Şuan üstümde dantelli, kalın askılı, bordo renginde, dizimin bir karış üstünde biten ve sırtında baya dekoltesi olan bir elbiseydi. Ayakkabılarım ise siyah, en az 6 cm topuğu olan, sadece burnu açık ve bilegimde biten deri bir ayakkabıydı. Çantamda ayakkabılarımla aynı deridendi ve tokası altın sarısıydı. Saçlarımıda örgü yaptırmıştım. Kısacası, Melis'in değimiyle taş gibi olmuştum.

" Ece. " Melis beni dürtünce birden boş bulunup korktum." Bir şey mi dedin? " dedim ona bakarak." Telefonun çalıyor. Açmıyacak mısın? " dedi. Masada duran telofonu alıp aramayı cevapladım." Efendim. " dedim açınca." Kızım yarım saattir arıyorum nerdesin? " dedi Emre sitemli bir sesle." Ne var Emre? " dedim kabaca." Ali gelmiyecekmiş. " dedi." Ne? Nasıl ya? Neden? Ikna et Emre? Gelmesi lazım? Hem..... " Emre sözümü keserek " Şaka yaptım Ece. " dedi.

" Gerizekalı mısın oğlum? Korktum. " diye bağırınca gülmeye başladı." Sen benim bütün gün enerjimi tüketirken iyiydi ama. " dedi.

" Emre " dedim sabırsızca. Bence çevremdeki herkes Allah'ın beni imtihan etme şekliydi." Tamam tamam. Kızma hemen yenge. " dedi gülerek." Yenge kadar başına taş düşsün Emre. " diye bağırınca telefonun ucundan kahkaha sesi geldi." Sinirlenme be kızım. Yarım saate oradayız. " dedi ve telefonu kapattı.

" Geliyorlar. " diye bağırarak içeri girdim." Ece seni duyanda Hac'tan geliyorlar sanar. " dedi Eren gözlerini devirerek. Benim en sinir olduğum şeyin göz devirmek olduğunu bile bile gözlerini deviriyordu." Eren o devirdiğin gözlerini kaşıkla oyar yediririm. " dedim. Bana dönüp sırıtmaya başladı." Ya sabır. " dediğim zaman bar tarafinda oturan Emir kalkıp yanıma geldi. Kolunu omzuma atıp " Saçlarını karıştırırdım ama öyle bir şey yaparsam ellerimi kıracağını düşünüyorum. " dedi." Hiç şüphen olmasın Emirciğim. " dedim sırıtarak.
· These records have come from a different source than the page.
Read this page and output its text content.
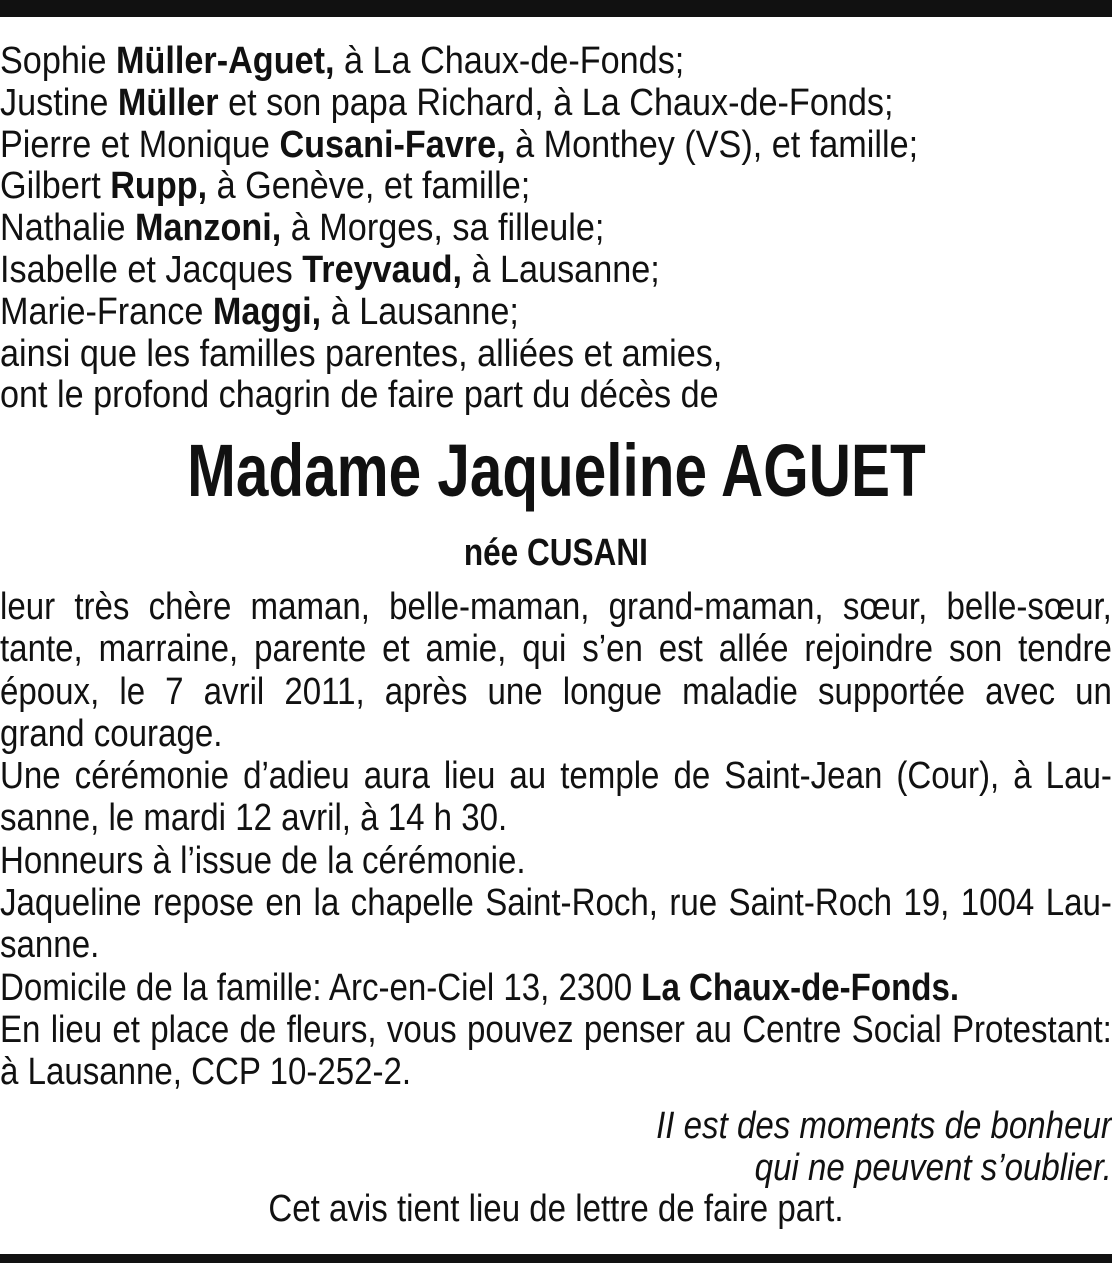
Sophie Müller-Aguet, à La Chaux-de-Fonds;
Justine Müller et son papa Richard, à La Chaux-de-Fonds;
Pierre et Monique Cusani-Favre, à Monthey (VS), et famille;
Gilbert Rupp, à Genève, et famille;
Nathalie Manzoni, à Morges, sa filleule;
Isabelle et Jacques Treyvaud, à Lausanne;
Marie-France Maggi, à Lausanne;
ainsi que les familles parentes, alliées et amies,
ont le profond chagrin de faire part du décès de
Madame Jaqueline AGUET
née CUSANI
leur très chère maman, belle-maman, grand-maman, sœur, belle-sœur,
tante, marraine, parente et amie, qui s’en est allée rejoindre son tendre
époux, le 7 avril 2011, après une longue maladie supportée avec un
grand courage.
Une cérémonie d’adieu aura lieu au temple de Saint-Jean (Cour), à Lau-
sanne, le mardi 12 avril, à 14 h 30.
Honneurs à l’issue de la cérémonie.
Jaqueline repose en la chapelle Saint-Roch, rue Saint-Roch 19, 1004 Lau-
sanne.
Domicile de la famille: Arc-en-Ciel 13, 2300 La Chaux-de-Fonds.
En lieu et place de fleurs, vous pouvez penser au Centre Social Protestant:
à Lausanne, CCP 10-252-2.
II est des moments de bonheur
qui ne peuvent s’oublier.
Cet avis tient lieu de lettre de faire part.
" Geldiler. " Melis bağırarak içeriye girince heyecandan ölüyordum." Ay ben heyecan yaptım. " dedim." Gökhan gidip ışıkları kapatınca, Emir'de elimi tutup kafenin arkasına sürükledi beni. Bizim arkamızdan da Gökhan, Eren ve Melis geldi.

" Ya biliyorum öküzlük yaptım. Ama kıska.... " Ali ve Emre içeriye konuşarak girdiler. Ama Ali ışıkların kapalı olduğunu görünce sustu." Emre ne oluyor. " dedi.

O sırada Gökhan projeksiyonu çalıştırdı.

" Sen kimsin ya? " benim bağıran sesimi Ali duyunca arkasını döndü. Gökhan duvara Ali ve bizim ilk tanıştığımız zamanın videosunu yansıtmıştı. Video benim Ali'ye bağırmamla başlıyordu. O günü hatırlayınca yüzümde bir gülumseme oluştu.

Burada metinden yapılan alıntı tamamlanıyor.